Today, North Carolina Gov. Mike Easley announced plans to postpone the $460 million in tax relief scheduled to go into effect next fiscal year. The Governor claims that the plan would simply freeze “tax breaks” and doesn’t constitute a tax increase.
CSE says that claim is wrong.
To extend the one-half cent increase in sales taxes will cost taxpayers an additional $370 million next fiscal year. That’s a tax increase.
To continue the one-half percent increase in the income tax rate will cost taxpayers an additional $ 40 million next fiscal year. That’s a tax increase.
In 2001, taxpayers were promised expanded tax deductions (growing the child tax credit from $60 to $75 per child and the standard deduction from $5,000 to $5,500). To fail to deliver those deductions will cost taxpayers an additional $50 million next fiscal year.

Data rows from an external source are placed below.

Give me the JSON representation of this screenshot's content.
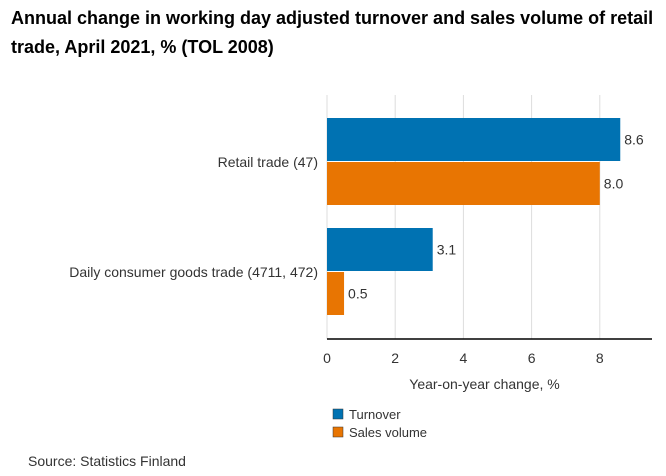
{
  "chart_data": {
    "type": "bar",
    "orientation": "horizontal",
    "title": "Annual change in working day adjusted turnover and sales volume of retail trade, April 2021, % (TOL 2008)",
    "categories": [
      "Retail trade (47)",
      "Daily consumer goods trade (4711, 472)"
    ],
    "series": [
      {
        "name": "Turnover",
        "values": [
          8.6,
          3.1
        ],
        "labels": [
          "8.6",
          "3.1"
        ],
        "color": "#0072b2"
      },
      {
        "name": "Sales volume",
        "values": [
          8.0,
          0.5
        ],
        "labels": [
          "8.0",
          "0.5"
        ],
        "color": "#e87502"
      }
    ],
    "xlabel": "Year-on-year change, %",
    "ylabel": "",
    "xlim": [
      0,
      9.6
    ],
    "xticks": [
      "0",
      "2",
      "4",
      "6",
      "8"
    ],
    "grid": true,
    "legend": "bottom",
    "source": "Source: Statistics Finland"
  }
}
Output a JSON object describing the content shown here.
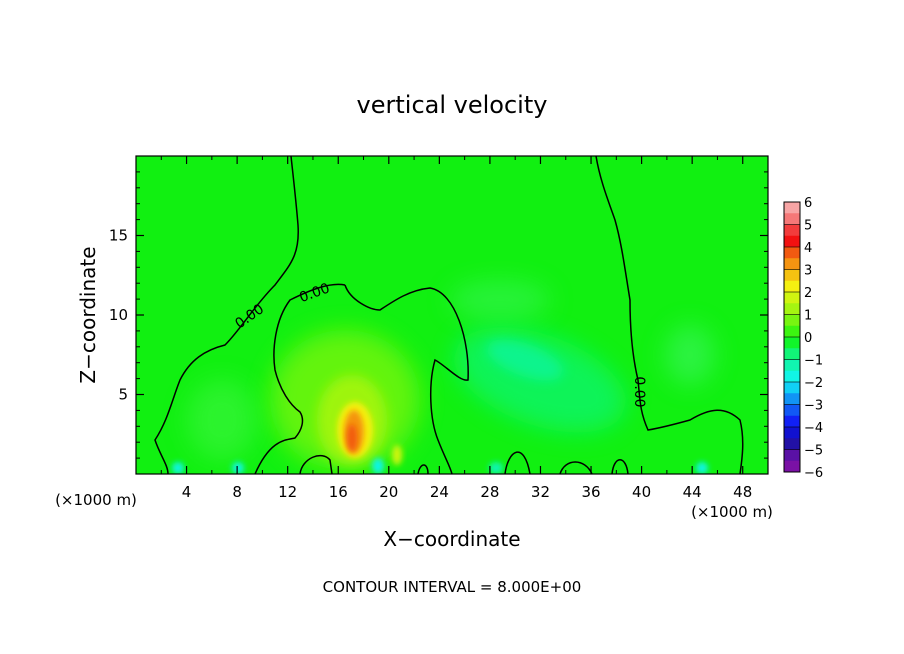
{
  "chart_data": {
    "type": "heatmap",
    "title": "vertical velocity",
    "xlabel": "X−coordinate",
    "ylabel": "Z−coordinate",
    "x_unit_left": "(×1000 m)",
    "x_unit_right": "(×1000 m)",
    "footer": "CONTOUR INTERVAL = 8.000E+00",
    "xlim": [
      0,
      50
    ],
    "ylim": [
      0,
      20
    ],
    "x_ticks": [
      4,
      8,
      12,
      16,
      20,
      24,
      28,
      32,
      36,
      40,
      44,
      48
    ],
    "y_ticks": [
      5,
      10,
      15
    ],
    "contour_labels": [
      "0.00",
      "0.00",
      "0.00"
    ],
    "colorbar": {
      "range": [
        -6,
        6
      ],
      "tick_labels": [
        "6",
        "5",
        "4",
        "3",
        "2",
        "1",
        "0",
        "−1",
        "−2",
        "−3",
        "−4",
        "−5",
        "−6"
      ],
      "colors": [
        "#f7a5a5",
        "#f57878",
        "#f23c3c",
        "#f21111",
        "#f25a11",
        "#f59411",
        "#f5c211",
        "#f5f011",
        "#d0f511",
        "#a5f511",
        "#78f511",
        "#3cf511",
        "#11f52a",
        "#11f577",
        "#11f5b0",
        "#11f5e5",
        "#11d0f5",
        "#1194f5",
        "#1158f5",
        "#1120f5",
        "#1111d0",
        "#2211a5",
        "#5a11a5",
        "#7a11a5"
      ]
    }
  }
}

CSE North Carolina Director Jonathan Hill commented, “Anytime there is a change in public policy that results in more money going from North Carolina families to the state government in Raleigh, that’s a tax increase.
”When Governor Easley told reporters, ‘You are probably going to have to freeze the tax structure right now,’ what he really means is he refuses to freeze out of control state spending. Before the Governor decides to take more money from North Carolina citizens, he should first evaluate the size of the state government and all of its programs.
“CSE clearly sees the Governor’s move as a continuation of tax increases on the hard working people of North Carolina.
“Promises for tax relief were made, and now they’re promises broken. CSE members are going to fight to stop these proposed tax increases.”